Dealing with a Child Custody Battle

When children are caught in the middle of divorce proceedings, it can often lead to an ugly custody battle. Kids who are already going through an emotional upheaval due to the divorce will have even more stress shoved on them when that battle throws them in the middle. An important question the parents should ask themselves is, “Is a custody battle worth it?”

Remember the Children…

When my ex husband and I divorced, we decided first and foremost to put the children first. He had once told me that if our marriage were to ever end, he would fight me for custody. I believed him. He was, and is, a wonderful father. There was no reason to turn what could be a fairly amicable divorce into an ugly custody battle for no apparent reason. As unconventional as it was at the time, and as heartbreaking as it was for me, he retained custody of our children. The result? Because we did our best to put our differences aside during the divorce proceedings, we are friendly towards each other today. We can be together for ball games and school functions without any tension. My oldest son recently told me that our divorce was “different” from other divorces his friends’ parents had gone through and he was glad that his father and I got along. Hearing his thoughts made that heartbreaking decision worth it.

All too often, it seems that the parents will use a custody battle to hurt each other. Accusations and ugly words will be slung back and forth, in courtrooms and in private. They often don’t realize that what they say may hurt the kids more than their spouse. Children love both parents. They don’t want, or need, to hear ugly words about either one. By putting the children first and deciding what would actually make this time less stressful for them, you can avoid a lot of unnecessary pain.

Ask Yourself…

What would make the upcoming transition easier on the children? Is one parent going to retain possession of the house? If both parents are equally qualified to retain child custody and one parent is keeping the house, consider the fact that this is where the children are comfortable. This may be the only home they have known. By making a decision that will force them to move to unfamiliar surroundings and perhaps a new school, the parents are giving the children one more thing to stress over.

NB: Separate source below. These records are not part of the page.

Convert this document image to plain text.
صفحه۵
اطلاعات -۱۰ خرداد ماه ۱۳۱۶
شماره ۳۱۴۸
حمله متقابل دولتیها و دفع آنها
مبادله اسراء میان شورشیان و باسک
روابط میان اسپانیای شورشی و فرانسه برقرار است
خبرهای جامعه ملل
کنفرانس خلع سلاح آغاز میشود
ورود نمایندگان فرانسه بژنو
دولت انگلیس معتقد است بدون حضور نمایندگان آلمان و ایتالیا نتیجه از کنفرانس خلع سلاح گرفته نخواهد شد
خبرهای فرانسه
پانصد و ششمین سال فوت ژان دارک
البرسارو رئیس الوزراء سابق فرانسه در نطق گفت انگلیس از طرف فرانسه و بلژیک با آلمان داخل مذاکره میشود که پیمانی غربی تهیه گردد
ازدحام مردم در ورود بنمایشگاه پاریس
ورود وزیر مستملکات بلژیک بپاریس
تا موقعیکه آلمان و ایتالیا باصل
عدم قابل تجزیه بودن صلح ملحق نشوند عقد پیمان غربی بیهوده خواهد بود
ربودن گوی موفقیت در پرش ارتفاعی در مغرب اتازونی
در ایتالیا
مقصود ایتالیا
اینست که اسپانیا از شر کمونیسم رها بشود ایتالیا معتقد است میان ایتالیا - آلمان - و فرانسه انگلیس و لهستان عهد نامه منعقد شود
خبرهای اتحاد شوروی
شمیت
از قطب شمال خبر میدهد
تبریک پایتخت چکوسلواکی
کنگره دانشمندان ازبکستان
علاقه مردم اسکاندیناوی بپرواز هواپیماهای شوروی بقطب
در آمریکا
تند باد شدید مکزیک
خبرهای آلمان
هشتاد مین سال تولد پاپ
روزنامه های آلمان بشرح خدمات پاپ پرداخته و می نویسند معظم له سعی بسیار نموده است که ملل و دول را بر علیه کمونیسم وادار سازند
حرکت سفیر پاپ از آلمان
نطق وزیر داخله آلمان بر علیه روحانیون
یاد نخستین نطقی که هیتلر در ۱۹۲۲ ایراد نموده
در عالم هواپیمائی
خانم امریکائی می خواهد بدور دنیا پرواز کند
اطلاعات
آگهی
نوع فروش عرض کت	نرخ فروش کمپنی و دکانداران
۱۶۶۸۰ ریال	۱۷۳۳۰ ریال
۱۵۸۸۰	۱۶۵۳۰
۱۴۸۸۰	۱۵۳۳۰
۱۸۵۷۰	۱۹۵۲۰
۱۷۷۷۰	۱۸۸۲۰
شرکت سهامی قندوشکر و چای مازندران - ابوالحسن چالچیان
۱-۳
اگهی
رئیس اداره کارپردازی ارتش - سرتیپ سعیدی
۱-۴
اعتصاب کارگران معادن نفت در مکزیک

Has there been a primary caregiver? Perhaps one parent has worked long or odd hours, while the other has stayed at home or worked only while the children have been in school. Keep in mind that this is again what the children are familiar with. They have known that when they come home from school, someone would be there

Kids thrive on routine. By deciding which parent would be best suited to maintain that routine as much as possible, the divorcing couple can make the proceedings easier on the children. By making these decisions honestly is a good way to put the children first during this stressful time.

Something to keep in mind…

Remember that although the marriage is over, the relationship is not when it comes to the children. There will still be situations where co-parenting will be needed such as school activities, teacher conferences, graduations and weddings. By remembering that there will be times when the kids will need and want both parents present, it may make it easier to let the past rest. By putting the children first, it will leave no opportunity for letting bitterness and resentment rule.

When it’s worth the battle…

Of course, there are times when it is worth the fight to obtain child custody. If there is a chance the children may be placed in dangerous situations, or less than ideal living conditions, then it is worth fighting for custody. Even in this situation, however, it is best for the kids if the couple keep personal feelings towards each other out of the situation. State the case based on facts and not feelings of resentment.

For every decision made during divorce proceedings, it is important to ask who it really benefits. In an ugly custody battle, the ones who really end up losing are the children.